Cleaner CDK Code #5: develop against interfaces

Rajarshi is at the EBI (or at least was yesterday), talking about his rcdk package (his excellent slides). One slide is about how to create a new atom; he mentions not to use new Atom() but the DefaultChemObjectBuilder instead (slide 73). I do not entire agree with the message given.

Develop against interfaces
The slide seems to favour the DefaultChemObjectBuilder, but there like are more suitable builders for a particular application. Currently, I am aware of two alternative builders: the DebugChemObjectBuilder, and the NoNotificationChemObjectBuilder.

The reason the CDK has a builder pattern is the following. It is cleaner to write against interfaces than against implementations, because it allows alternative implementations. I just listed all three provided by the CDK library itself, but other implementations may exists too; they might have a completely different data model, e.g. fully CMLDOM-based, or fully SQL-based. By programming against interfaces, changing the implementation becomes easy.

Now, by using new Atom() you choose a particular implementation (in this case, the one around the DefaultChemObjectBuilder. However, you like the user to pick the implementation. This is why the CDK library itself uses builders all over the place: it assumes a IChemObjectBuilder is predefined and that is used.

For example:
IChemObjectBuilder builder = new DefaultChemObjectBuilder();
IMolecule molecule = builder.newMolecule();
IAtom atom = builder.newAtom();
If your method actually has an IChemObject as input, it can retrieve the builder from there:
public IMolecule addToMolecule(IAtom atom) {
  IChemObjectBuilder builder = atom.getBuilder();
  IMolecule molecule = builder.newMolecule();
This latter situation is what exists most in the CDK library, actually. In some cases, this is not the case, and sometimes you may need to pass an IChemObjectBuilder to a constructor. This is, for example, the case with the constructor of the SmilesParser.

Now, reconsider the first code example.
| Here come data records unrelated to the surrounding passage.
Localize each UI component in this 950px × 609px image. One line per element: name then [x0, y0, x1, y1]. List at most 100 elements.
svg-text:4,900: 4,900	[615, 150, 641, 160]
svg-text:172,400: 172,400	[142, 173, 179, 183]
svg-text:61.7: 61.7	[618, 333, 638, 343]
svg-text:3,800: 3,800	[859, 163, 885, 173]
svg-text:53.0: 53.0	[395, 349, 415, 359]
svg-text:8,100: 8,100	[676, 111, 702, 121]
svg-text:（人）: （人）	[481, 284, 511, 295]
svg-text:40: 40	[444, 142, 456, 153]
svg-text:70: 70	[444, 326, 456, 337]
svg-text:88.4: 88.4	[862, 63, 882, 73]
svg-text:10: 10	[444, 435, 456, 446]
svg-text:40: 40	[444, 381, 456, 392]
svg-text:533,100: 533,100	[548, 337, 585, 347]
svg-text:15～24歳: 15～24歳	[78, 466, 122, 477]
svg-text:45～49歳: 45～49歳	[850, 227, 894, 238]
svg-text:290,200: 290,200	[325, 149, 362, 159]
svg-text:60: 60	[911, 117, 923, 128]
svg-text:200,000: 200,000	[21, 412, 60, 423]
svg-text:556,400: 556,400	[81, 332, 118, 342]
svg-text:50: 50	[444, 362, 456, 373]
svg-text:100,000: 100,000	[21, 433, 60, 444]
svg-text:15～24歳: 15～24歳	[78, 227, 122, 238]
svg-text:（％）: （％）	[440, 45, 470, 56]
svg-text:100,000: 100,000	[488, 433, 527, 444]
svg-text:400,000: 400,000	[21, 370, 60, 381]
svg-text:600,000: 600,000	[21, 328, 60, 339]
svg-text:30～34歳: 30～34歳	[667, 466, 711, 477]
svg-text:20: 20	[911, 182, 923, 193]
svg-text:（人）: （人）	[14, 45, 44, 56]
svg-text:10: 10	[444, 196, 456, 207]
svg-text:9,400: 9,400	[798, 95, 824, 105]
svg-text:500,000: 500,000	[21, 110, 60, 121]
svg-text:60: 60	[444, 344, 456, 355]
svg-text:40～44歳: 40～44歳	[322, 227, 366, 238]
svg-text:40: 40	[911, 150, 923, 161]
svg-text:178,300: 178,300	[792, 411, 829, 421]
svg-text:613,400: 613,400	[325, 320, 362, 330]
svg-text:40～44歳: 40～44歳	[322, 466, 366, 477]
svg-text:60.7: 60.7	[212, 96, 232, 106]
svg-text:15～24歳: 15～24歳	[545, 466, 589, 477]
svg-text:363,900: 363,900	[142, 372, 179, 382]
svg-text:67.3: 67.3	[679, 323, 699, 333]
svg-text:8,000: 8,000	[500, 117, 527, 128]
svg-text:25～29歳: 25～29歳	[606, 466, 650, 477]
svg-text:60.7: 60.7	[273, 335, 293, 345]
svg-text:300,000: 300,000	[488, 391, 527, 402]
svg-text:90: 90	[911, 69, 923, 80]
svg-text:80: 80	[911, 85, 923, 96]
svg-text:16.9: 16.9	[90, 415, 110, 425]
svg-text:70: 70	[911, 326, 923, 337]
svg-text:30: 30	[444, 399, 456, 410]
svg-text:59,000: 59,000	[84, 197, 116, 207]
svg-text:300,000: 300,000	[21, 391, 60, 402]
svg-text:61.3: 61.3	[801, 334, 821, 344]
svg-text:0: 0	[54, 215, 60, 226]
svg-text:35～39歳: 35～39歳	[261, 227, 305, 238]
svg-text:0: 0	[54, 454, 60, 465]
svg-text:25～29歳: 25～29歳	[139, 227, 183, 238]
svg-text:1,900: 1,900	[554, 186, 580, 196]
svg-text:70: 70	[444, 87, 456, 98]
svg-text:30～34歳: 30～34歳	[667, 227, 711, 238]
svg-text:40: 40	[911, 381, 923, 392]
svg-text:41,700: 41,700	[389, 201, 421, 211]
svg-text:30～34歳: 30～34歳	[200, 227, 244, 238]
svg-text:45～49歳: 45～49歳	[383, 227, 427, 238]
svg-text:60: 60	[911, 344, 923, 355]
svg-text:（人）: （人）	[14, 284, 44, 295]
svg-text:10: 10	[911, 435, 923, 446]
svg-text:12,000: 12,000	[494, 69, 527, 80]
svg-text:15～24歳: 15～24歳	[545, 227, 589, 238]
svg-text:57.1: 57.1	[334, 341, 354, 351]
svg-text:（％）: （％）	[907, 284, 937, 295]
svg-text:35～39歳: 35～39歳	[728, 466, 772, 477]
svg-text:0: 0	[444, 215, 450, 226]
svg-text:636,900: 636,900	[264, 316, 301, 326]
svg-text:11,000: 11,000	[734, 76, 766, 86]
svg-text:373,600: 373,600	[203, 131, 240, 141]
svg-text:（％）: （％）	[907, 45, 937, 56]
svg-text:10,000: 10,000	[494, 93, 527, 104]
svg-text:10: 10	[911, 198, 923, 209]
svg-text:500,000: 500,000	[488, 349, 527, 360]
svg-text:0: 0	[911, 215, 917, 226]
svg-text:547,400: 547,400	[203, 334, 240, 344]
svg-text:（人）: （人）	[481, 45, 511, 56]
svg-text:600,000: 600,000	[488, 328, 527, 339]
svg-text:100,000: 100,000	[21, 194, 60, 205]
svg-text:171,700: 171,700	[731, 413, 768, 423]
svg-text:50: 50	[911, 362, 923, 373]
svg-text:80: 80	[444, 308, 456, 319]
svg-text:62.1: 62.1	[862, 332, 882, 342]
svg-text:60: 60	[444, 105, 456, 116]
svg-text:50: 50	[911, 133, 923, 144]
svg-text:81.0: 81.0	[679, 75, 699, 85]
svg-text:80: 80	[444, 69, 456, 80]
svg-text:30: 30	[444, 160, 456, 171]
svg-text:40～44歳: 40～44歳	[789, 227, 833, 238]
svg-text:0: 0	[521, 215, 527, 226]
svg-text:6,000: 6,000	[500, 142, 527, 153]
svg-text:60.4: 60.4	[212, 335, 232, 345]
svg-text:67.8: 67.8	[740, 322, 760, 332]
By defining a builder only once, and reusing that builder in the rest of your code, you only have to change one line to use a different implementation. For example, the DebugChemObjectBuilder that sends debug messages for each set and get call to one of the data classes. I used this in the past, and solved several nasty bugs with this; just by seeing in what order data was set and read. And I only needed to change one single line of code for that.